Given the above we are ready to describe the new_note transaction

transaction new_note

inputs:
    - proof_new: ZkProof,
    - h_note: Scalar,
    - proof_id: ZkProof,
    - reg_payload: Scalar,
    - s: EcdsaSignature,
    - root: Scalar, // should be a root of the tree in SC_Registrar
    - nullifier_create: Scalar,
    
    
execution:
    - assert: the signature s under reg_payload verifies with Registrar's key
    - v_new = ZK-Verifier(R_new_note) // initialize verifier for the relation R_new_note
    - assert: v_new.verify(proof_new; (reg_payload, h_note, nullifier_create))
    - assert: root is current or historical Merkle root in SC_Registrar
    - assert: nullifier_create is not in shielder.nullifier_create_set
    - v_id = ZK-Verifier(R_verify_identity)
    - shielder.notes.add_leaf(h_note)
    - shielder.nullifier_create_set.add(nullifier_create)

Once a note is initially created the user will keep updating it (spending it and creating a new one) and the information of the user's id is persisted within the note. In the above we have also introduced nullifier_create_set -- a new storage item in shielder that allows us to make sure each id has created just one note.

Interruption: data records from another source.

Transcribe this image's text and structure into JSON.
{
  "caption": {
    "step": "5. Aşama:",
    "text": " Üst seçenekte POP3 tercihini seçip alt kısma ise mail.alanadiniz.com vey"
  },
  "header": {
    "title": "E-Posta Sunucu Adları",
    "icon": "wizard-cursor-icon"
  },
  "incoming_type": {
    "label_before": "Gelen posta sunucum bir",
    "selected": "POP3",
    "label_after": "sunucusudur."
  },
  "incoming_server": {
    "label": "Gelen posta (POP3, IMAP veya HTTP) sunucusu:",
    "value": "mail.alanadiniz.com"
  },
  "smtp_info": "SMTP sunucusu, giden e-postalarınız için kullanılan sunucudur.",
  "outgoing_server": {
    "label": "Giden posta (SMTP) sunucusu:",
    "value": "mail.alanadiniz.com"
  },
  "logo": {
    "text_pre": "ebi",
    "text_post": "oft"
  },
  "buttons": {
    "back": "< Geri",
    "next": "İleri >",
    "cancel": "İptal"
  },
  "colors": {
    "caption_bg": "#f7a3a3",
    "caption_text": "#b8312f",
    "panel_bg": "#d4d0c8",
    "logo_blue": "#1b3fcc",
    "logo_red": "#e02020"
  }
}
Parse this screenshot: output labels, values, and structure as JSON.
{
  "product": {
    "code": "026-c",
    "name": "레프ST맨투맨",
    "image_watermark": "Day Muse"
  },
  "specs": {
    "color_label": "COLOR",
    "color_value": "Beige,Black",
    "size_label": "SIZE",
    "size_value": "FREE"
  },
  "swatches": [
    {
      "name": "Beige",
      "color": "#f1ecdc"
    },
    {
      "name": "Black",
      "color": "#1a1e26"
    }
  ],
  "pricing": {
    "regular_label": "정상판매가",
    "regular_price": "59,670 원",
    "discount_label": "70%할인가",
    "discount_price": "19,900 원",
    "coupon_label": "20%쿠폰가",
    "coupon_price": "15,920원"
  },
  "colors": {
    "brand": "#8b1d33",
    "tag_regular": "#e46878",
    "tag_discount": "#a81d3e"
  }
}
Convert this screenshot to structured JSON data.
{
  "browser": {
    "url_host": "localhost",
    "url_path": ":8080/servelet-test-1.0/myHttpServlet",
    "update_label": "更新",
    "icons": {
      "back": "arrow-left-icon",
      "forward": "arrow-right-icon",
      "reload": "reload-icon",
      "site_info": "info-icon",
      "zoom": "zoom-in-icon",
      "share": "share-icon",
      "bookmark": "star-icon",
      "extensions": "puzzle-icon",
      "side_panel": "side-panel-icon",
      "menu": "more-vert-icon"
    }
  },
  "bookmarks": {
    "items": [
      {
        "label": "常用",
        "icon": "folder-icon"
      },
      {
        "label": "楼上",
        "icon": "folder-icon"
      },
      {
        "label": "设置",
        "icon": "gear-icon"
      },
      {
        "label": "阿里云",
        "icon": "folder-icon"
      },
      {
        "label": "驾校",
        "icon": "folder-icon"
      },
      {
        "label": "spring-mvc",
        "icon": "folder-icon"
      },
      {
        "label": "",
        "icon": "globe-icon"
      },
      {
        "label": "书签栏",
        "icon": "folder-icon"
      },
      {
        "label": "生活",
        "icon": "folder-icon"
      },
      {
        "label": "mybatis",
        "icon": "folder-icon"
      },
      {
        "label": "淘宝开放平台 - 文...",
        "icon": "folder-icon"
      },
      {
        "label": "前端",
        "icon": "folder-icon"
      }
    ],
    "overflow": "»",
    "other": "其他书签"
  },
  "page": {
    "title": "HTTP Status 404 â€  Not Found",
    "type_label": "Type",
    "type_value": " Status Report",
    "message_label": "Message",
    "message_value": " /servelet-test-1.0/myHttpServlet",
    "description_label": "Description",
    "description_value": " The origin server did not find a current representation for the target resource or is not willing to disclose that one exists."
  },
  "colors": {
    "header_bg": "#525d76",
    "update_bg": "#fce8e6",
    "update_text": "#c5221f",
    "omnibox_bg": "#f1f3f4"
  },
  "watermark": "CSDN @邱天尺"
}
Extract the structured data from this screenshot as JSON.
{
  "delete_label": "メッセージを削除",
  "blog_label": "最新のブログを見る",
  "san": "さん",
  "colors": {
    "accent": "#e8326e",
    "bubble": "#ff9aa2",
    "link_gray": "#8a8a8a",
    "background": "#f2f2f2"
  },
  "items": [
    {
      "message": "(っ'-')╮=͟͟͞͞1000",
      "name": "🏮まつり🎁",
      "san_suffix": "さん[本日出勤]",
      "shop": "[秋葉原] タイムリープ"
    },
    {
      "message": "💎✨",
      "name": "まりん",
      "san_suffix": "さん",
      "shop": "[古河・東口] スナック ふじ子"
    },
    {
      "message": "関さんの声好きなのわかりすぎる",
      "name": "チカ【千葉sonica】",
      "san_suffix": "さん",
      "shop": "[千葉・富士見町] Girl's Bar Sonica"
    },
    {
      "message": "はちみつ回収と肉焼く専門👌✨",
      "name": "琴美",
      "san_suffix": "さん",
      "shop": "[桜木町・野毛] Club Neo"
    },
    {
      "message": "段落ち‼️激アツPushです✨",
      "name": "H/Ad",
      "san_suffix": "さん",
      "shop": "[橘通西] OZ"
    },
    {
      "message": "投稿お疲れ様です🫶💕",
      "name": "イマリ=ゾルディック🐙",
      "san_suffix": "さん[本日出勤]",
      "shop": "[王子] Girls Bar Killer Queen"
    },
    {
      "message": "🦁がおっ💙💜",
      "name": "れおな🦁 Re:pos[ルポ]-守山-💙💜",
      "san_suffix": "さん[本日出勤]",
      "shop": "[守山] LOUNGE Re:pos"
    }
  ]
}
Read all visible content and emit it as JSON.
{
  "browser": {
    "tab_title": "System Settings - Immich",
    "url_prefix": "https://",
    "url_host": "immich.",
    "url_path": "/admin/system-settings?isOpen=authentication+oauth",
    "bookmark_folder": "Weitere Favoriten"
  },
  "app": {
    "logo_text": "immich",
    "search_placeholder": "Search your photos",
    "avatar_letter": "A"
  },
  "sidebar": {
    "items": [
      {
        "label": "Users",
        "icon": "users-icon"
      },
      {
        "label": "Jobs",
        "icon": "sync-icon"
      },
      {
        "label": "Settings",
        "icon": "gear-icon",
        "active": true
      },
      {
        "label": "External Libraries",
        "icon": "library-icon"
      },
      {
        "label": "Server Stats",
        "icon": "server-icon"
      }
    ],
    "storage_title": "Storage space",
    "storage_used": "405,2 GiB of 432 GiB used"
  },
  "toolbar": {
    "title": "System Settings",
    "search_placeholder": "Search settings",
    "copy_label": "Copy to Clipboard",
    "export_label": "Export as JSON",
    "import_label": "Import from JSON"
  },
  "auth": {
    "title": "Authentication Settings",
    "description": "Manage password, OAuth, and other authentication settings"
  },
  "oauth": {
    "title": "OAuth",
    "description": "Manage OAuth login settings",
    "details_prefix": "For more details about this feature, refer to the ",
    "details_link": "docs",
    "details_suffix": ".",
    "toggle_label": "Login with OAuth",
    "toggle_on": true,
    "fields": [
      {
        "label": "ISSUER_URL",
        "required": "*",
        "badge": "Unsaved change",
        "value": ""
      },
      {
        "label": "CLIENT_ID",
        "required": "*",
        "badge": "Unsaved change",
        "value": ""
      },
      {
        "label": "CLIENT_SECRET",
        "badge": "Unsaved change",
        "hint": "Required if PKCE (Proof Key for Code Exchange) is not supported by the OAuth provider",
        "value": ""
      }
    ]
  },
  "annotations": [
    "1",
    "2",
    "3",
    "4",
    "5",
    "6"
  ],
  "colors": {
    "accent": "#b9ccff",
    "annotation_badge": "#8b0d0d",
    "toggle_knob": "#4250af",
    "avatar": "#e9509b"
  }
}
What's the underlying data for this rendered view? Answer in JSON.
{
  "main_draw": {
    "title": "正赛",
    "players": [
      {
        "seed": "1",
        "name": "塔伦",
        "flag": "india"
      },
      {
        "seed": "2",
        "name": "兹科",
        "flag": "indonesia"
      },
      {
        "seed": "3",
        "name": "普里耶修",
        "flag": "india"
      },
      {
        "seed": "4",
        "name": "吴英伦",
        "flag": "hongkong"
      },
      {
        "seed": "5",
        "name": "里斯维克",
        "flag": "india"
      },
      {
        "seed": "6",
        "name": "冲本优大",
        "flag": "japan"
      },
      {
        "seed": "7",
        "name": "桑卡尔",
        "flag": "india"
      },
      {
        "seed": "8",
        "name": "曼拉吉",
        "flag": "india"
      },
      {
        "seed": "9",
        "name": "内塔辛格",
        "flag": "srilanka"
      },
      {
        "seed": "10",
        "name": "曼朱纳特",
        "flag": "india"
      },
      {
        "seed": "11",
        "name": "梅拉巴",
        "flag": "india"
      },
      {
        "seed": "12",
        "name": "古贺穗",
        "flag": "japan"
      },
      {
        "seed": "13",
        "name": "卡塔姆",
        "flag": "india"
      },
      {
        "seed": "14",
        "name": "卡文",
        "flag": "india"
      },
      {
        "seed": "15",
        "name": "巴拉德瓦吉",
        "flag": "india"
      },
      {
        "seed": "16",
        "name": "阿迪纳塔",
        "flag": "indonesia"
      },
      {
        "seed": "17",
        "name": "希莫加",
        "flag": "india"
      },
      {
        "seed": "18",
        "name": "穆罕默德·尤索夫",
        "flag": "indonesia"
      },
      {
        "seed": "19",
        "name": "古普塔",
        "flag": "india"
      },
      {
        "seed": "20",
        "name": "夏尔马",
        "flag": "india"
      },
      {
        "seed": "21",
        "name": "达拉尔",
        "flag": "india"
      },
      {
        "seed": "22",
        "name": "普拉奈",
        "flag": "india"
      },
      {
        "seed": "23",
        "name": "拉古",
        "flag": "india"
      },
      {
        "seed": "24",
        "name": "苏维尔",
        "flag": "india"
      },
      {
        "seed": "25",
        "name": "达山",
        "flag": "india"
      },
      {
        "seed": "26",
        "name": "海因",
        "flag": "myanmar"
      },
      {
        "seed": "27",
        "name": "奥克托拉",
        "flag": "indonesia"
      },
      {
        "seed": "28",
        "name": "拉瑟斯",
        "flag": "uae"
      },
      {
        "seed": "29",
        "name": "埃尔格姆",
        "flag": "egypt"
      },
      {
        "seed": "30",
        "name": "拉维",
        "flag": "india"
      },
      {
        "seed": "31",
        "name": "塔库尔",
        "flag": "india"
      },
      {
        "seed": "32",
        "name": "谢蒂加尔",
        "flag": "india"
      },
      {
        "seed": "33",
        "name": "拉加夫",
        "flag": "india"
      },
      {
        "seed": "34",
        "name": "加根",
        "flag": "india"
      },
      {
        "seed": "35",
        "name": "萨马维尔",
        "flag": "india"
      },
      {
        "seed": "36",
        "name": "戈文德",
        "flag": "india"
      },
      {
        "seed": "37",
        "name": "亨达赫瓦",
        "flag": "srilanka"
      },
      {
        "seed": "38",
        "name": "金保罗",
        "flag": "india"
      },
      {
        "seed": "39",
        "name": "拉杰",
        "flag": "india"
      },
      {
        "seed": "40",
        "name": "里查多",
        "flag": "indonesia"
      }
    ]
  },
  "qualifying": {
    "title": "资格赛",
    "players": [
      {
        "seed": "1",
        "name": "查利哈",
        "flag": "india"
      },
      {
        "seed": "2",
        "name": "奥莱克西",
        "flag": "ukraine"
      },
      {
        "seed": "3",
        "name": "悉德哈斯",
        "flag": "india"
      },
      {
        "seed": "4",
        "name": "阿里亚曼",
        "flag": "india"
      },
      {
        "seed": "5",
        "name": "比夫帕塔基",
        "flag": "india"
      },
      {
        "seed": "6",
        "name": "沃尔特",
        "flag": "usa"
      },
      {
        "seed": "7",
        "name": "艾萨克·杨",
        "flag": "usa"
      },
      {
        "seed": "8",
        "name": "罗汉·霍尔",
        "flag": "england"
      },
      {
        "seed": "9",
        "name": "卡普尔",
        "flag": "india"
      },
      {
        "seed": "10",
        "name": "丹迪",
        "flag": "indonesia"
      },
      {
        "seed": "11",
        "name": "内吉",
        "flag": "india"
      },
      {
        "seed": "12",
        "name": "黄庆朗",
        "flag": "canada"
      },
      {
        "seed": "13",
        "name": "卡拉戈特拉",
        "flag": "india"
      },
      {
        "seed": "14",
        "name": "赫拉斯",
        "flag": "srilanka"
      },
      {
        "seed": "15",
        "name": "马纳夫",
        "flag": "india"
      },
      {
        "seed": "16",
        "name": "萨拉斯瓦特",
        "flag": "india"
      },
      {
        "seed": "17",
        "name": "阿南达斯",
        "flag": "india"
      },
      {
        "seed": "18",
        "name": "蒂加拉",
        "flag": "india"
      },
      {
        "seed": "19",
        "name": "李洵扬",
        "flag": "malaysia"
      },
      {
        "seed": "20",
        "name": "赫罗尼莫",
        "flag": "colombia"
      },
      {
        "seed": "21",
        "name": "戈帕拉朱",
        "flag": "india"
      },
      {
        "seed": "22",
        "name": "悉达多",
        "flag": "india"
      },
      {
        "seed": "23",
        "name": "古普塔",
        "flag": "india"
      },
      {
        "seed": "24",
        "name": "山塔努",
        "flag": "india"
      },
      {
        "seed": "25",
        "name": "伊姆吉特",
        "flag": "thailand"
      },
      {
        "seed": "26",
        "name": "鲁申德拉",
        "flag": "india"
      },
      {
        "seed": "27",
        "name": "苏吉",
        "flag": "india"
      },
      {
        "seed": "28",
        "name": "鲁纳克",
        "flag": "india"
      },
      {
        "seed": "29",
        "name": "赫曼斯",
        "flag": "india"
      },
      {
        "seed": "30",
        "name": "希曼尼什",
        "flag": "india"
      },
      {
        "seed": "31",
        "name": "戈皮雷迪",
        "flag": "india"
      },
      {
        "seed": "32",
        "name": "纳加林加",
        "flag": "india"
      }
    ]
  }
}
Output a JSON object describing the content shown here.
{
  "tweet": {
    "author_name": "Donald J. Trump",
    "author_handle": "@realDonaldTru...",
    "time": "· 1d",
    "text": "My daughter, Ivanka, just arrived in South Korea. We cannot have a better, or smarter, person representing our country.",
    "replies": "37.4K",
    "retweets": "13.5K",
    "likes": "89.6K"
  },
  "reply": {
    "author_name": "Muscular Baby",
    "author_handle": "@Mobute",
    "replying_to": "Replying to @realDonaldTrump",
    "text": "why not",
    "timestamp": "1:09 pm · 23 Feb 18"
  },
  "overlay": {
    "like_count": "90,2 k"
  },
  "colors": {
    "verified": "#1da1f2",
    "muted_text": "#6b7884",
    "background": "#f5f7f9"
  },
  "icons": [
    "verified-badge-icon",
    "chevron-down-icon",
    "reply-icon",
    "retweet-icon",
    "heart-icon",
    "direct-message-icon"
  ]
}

In Anonymity Revokers we describe how the information about id in the note can be used to add a security mechanism to deanonymize bad actors.

ZK-ID Expiration and Refreshing

With zk ids, there is one additional check that must be introduced in the R_update_note relation in Notes and Accounts, namely that the id has not expired (current_timestamp < date in the note). In case the note has expired, the user is not allowed to transact within the shielder anymore. It has two options then:

1. Refresh the id with the Registrar. This happens by sending a refresh_id transaction that allows to bump the expiration date based on a new certificate from the Registrar.

2. If the user doesn't want that, or the Registrar refuses to refresh the id, then user is allowed to withdraw all the assets, but only withdrawal is possible. Such withdrawal will also cause mandatory deanonymization using the anonymity revoking mechanism, as described in Anonymity Revokers.